Julie Provost, Army spouse and founder of Soldier’s Wife, Crazy Life“You may have started college when you were younger, then life happened, and you decided to do something else. It has been a few years, and now you want to go back. Now is a perfect time to do so. See what colleges are in your local area. I am a big fan of community colleges. You can check out what degree programs they have and go from there. Online programs are also a good idea and allow you more flexibility during military life.”

Michelle Still Mehta, PhD, Air Force spouse and author of Silent Sacrifice on the Homefront“Choose a career path that is realistically sustainable and compatible with military life. Here is where a certain amount of flexibility may come into play. Can you find a career that suits you while still being portable enough to carry with you? The most successful military spouses I know are those who have broken the connection between employment and geography. Either they can work virtually or take their employment with them at each new assignment.”

Marla Bautista, Army spouse and author of My Thoughts Abandoned:  “[For college,] you may be eligible for Pell Grants, Army Emergency Relief (AER) grants, MyCAA funds, subsidized and unsubsidized loans or scholarships…[With scholarships], all you have to do is meet the organization’s requirements, provide previous educational documentation and possibly complete an essay or an interview. Simple enough, right?”

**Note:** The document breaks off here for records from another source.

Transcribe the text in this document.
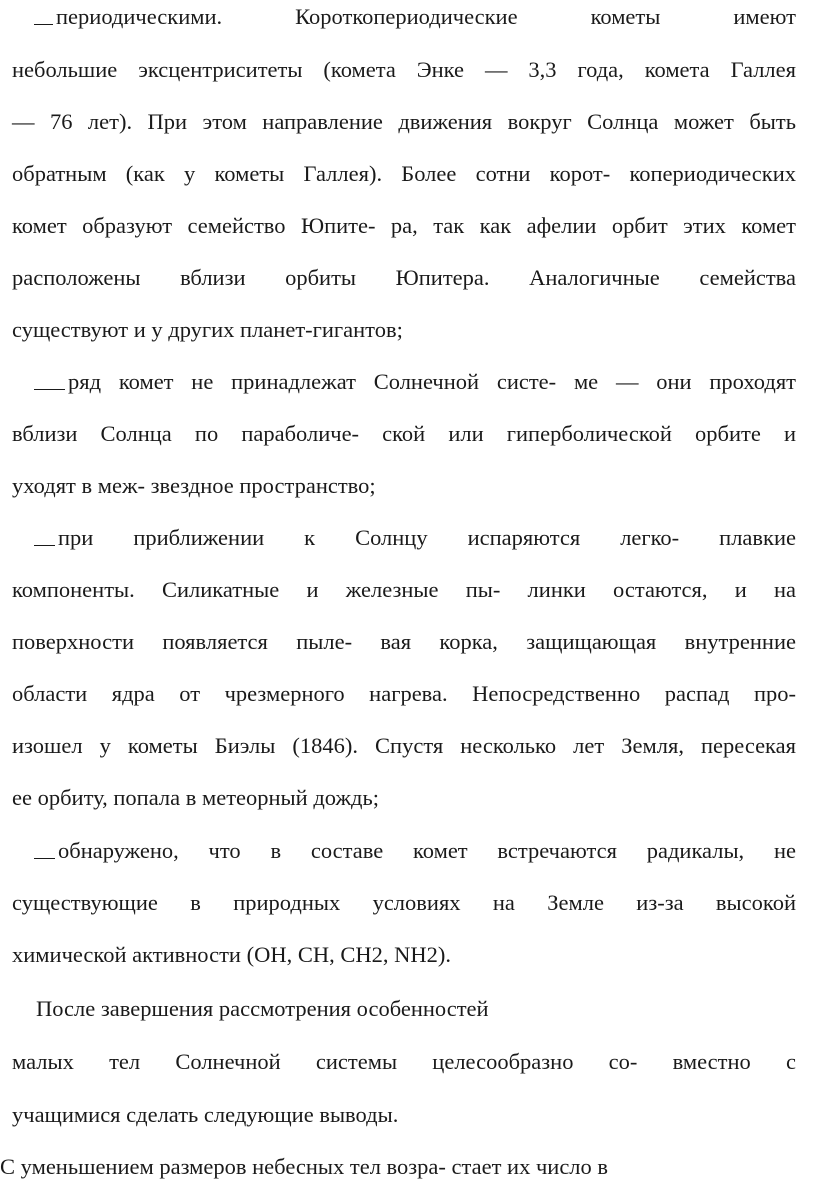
периодическими. Короткопериодические кометы имеют
небольшие эксцентриситеты (комета Энке — 3,3 года, комета Галлея
— 76 лет). При этом направление движения вокруг Солнца может быть
обратным (как у кометы Галлея). Более сотни корот- копериодических
комет образуют семейство Юпите- ра, так как афелии орбит этих комет
расположены вблизи орбиты Юпитера. Аналогичные семейства
существуют и у других планет-гигантов;
ряд комет не принадлежат Солнечной систе- ме — они проходят
вблизи Солнца по параболиче- ской или гиперболической орбите и
уходят в меж- звездное пространство;
при приближении к Солнцу испаряются легко- плавкие
компоненты. Силикатные и железные пы- линки остаются, и на
поверхности появляется пыле- вая корка, защищающая внутренние
области ядра от чрезмерного нагрева. Непосредственно распад про-
изошел у кометы Биэлы (1846). Спустя несколько лет Земля, пересекая
ее орбиту, попала в метеорный дождь;
обнаружено, что в составе комет встречаются радикалы, не
существующие в природных условиях на Земле из-за высокой
химической активности (OH, CH, CH2, NH2).
После завершения рассмотрения особенностей
малых тел Солнечной системы целесообразно со- вместно с
учащимися сделать следующие выводы.
С уменьшением размеров небесных тел возра- стает их число в
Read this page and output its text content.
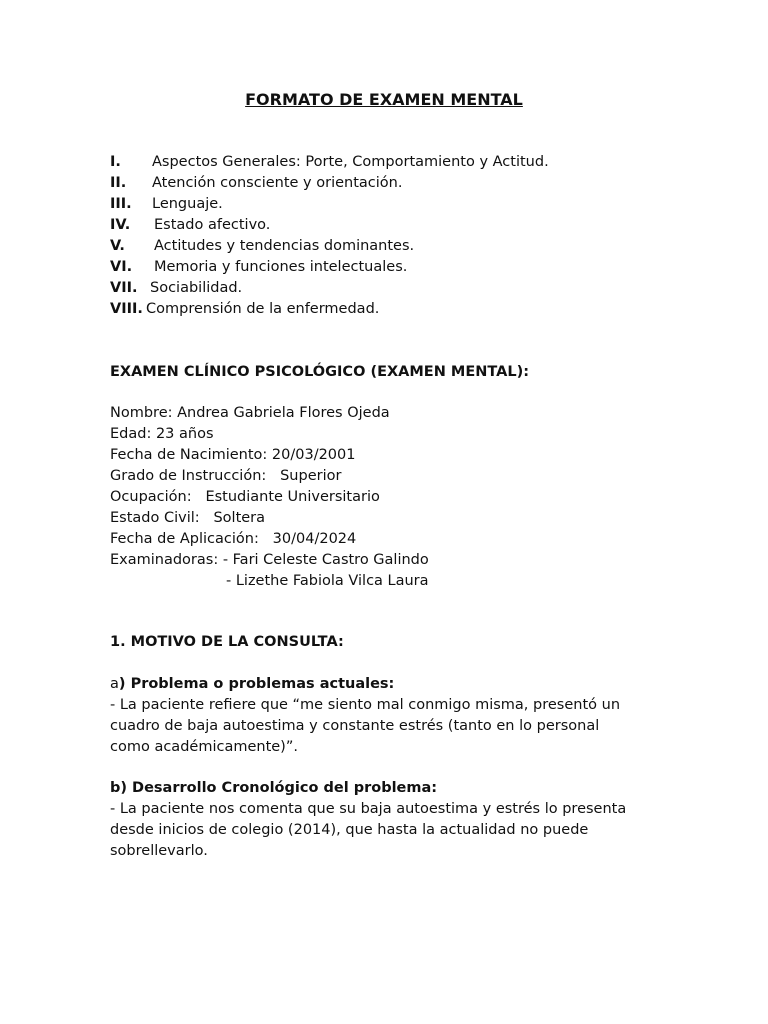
FORMATO DE EXAMEN MENTAL
I. Aspectos Generales: Porte, Comportamiento y Actitud.
II. Atención consciente y orientación.
III. Lenguaje.
IV. Estado afectivo.
V. Actitudes y tendencias dominantes.
VI. Memoria y funciones intelectuales.
VII. Sociabilidad.
VIII. Comprensión de la enfermedad.
EXAMEN CLÍNICO PSICOLÓGICO (EXAMEN MENTAL):
Nombre: Andrea Gabriela Flores Ojeda
Edad: 23 años
Fecha de Nacimiento: 20/03/2001
Grado de Instrucción:   Superior
Ocupación:   Estudiante Universitario
Estado Civil:   Soltera
Fecha de Aplicación:   30/04/2024
Examinadoras: - Fari Celeste Castro Galindo
- Lizethe Fabiola Vilca Laura
1. MOTIVO DE LA CONSULTA:
a) Problema o problemas actuales:
- La paciente refiere que “me siento mal conmigo misma, presentó un
cuadro de baja autoestima y constante estrés (tanto en lo personal
como académicamente)”.
b) Desarrollo Cronológico del problema:
- La paciente nos comenta que su baja autoestima y estrés lo presenta
desde inicios de colegio (2014), que hasta la actualidad no puede
sobrellevarlo.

Sue Hopping, Air Force spouse and founder of the National Military Spouse Network“Always be prepared and have your resume ready. You never know when an opportunity will present itself. This is just as relevant for volunteers and entrepreneurs as it is for job seekers and those who are already employed.”

PJ Feinstein, Air Force spouse and freelance writer“Reach out for assistance. Each military service offers resources to help spouses find employment on- and off-base. It’s just a matter of knowing where you should go, and you can often find this out during the intake process when your family arrives at a new base or from the spouse’s club at your significant other’s assigned unit.”

You can connect with other military spouses in your area to learn what worked for them and gain new leads. Also, volunteering while you prepare for school or a job search is a way to get involved with your community and make new connections that can lead to personal and professional growth.